His Death
Dionysus, however, is both life and death, for his spirit reveals itself from out of the immeasurable depths where life and death are intertwined. That is why the myth also has him die.
Just as the women in Dionysiac madness tear their little boys into pieces, just as the maenads, following his example, tear apart young animals and devour them, so, he himself, as a child, is overcome by the Titans, torn apart, and consumed. It is a fearful struggle, in spite of the superiority of the enemies, for the kingly child assumes the shapes of the most dangerous of the animals, becoming in the end a raging bull. As bull he finally collapses.

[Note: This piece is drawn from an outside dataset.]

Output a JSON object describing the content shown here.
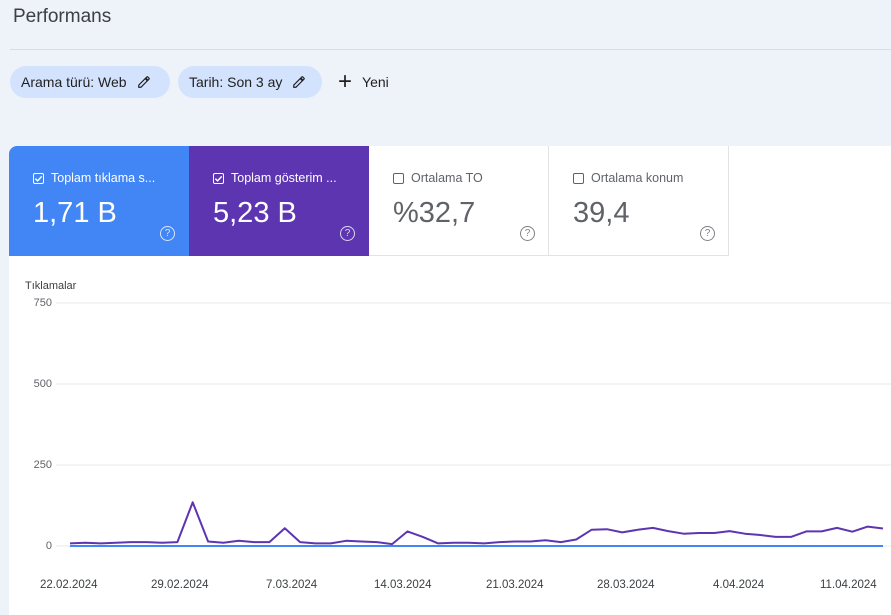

He is rent apart and devoured in the first flowering of his youth because he is himself the render and devourer of young life.

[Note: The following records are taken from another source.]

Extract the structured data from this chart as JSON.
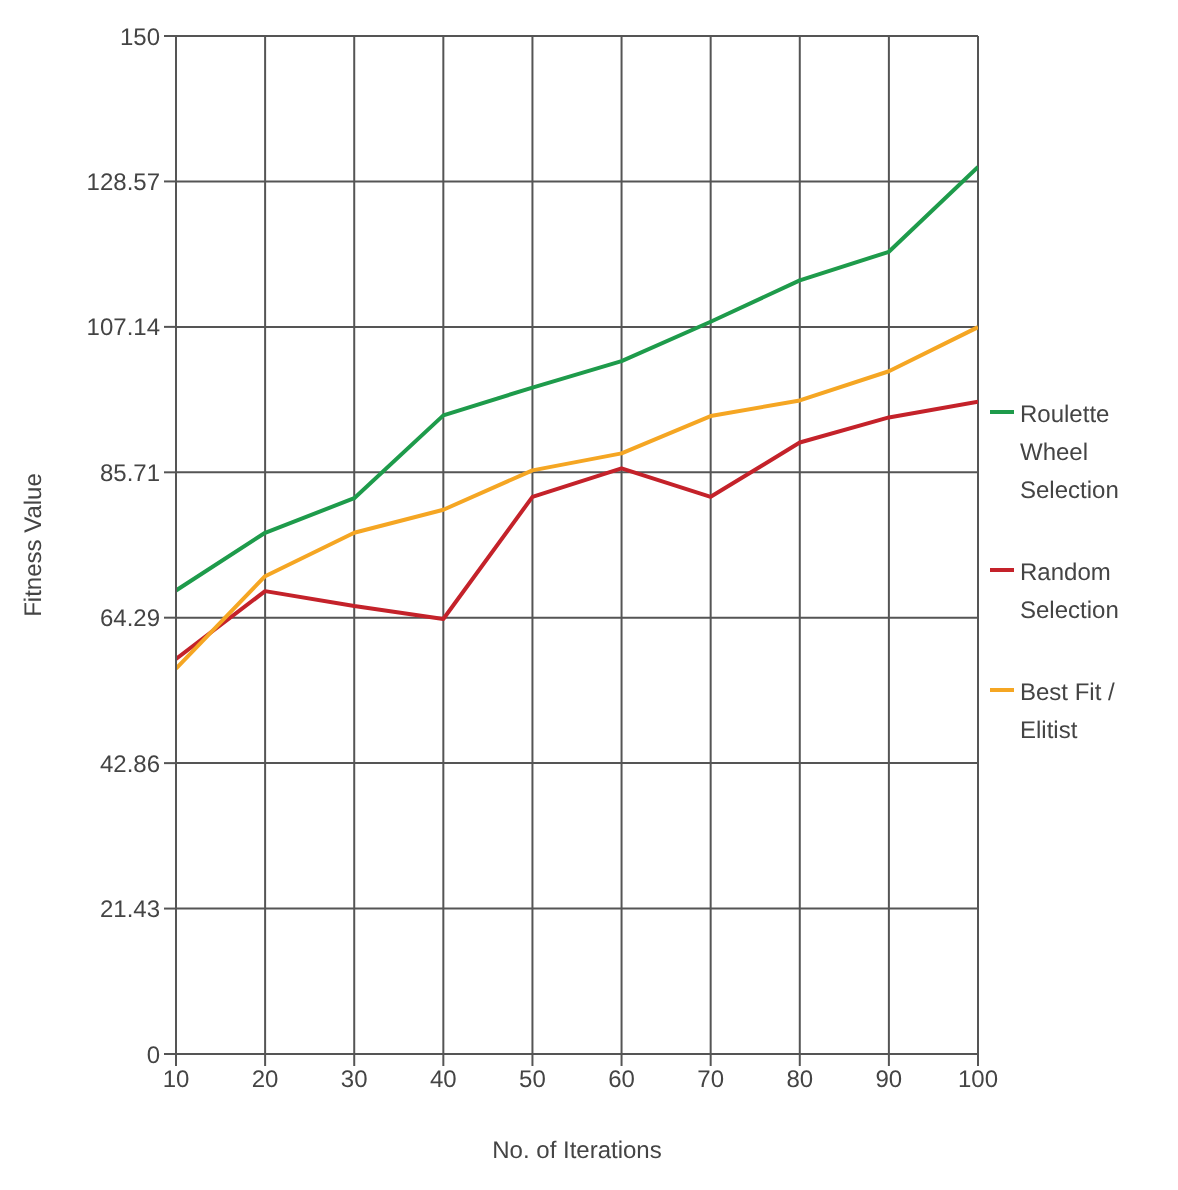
{
  "chart_data": {
    "type": "line",
    "xlabel": "No. of Iterations",
    "ylabel": "Fitness Value",
    "x": [
      10,
      20,
      30,
      40,
      50,
      60,
      70,
      80,
      90,
      100
    ],
    "xlim": [
      10,
      100
    ],
    "xticks": [
      10,
      20,
      30,
      40,
      50,
      60,
      70,
      80,
      90,
      100
    ],
    "ylim": [
      0,
      150
    ],
    "yticks": [
      0,
      21.43,
      42.86,
      64.29,
      85.71,
      107.14,
      128.57,
      150
    ],
    "grid": true,
    "legend": "right",
    "marker": "none",
    "line_style": "solid",
    "series": [
      {
        "name": "Roulette Wheel Selection",
        "color": "#1e9b4b",
        "values": [
          68.3,
          76.8,
          81.9,
          94.1,
          98.2,
          102.1,
          107.9,
          114,
          118.2,
          130.7
        ]
      },
      {
        "name": "Random Selection",
        "color": "#c4222a",
        "values": [
          58.2,
          68.2,
          66,
          64.1,
          82.1,
          86.3,
          82.1,
          90.1,
          93.8,
          96.1
        ]
      },
      {
        "name": "Best Fit / Elitist",
        "color": "#f5a623",
        "values": [
          56.8,
          70.4,
          76.8,
          80.2,
          86,
          88.5,
          94,
          96.3,
          100.6,
          107.1
        ]
      }
    ]
  }
}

Thus Dionysus presents himself to us in two forms: as the god who vanishes and reappears, and as the god who dies and is born again. The second conception has evolved into the well-known doctrine of numerous rebirths of the god. Basically, however, both conceptions (his vanishing, which is paired with his reappearance, and his death, which is followed by his rebirth) are rooted in the same idea. Both tell of the god with the two faces, the spirit of presence and absence, of the Now and the Then, who is most grippingly symbolized in the mask. With him appears the unfathomable mystery of life and death cemented together into a single entity, and the mystery of the act of creation affected with madness and overshadowed by death.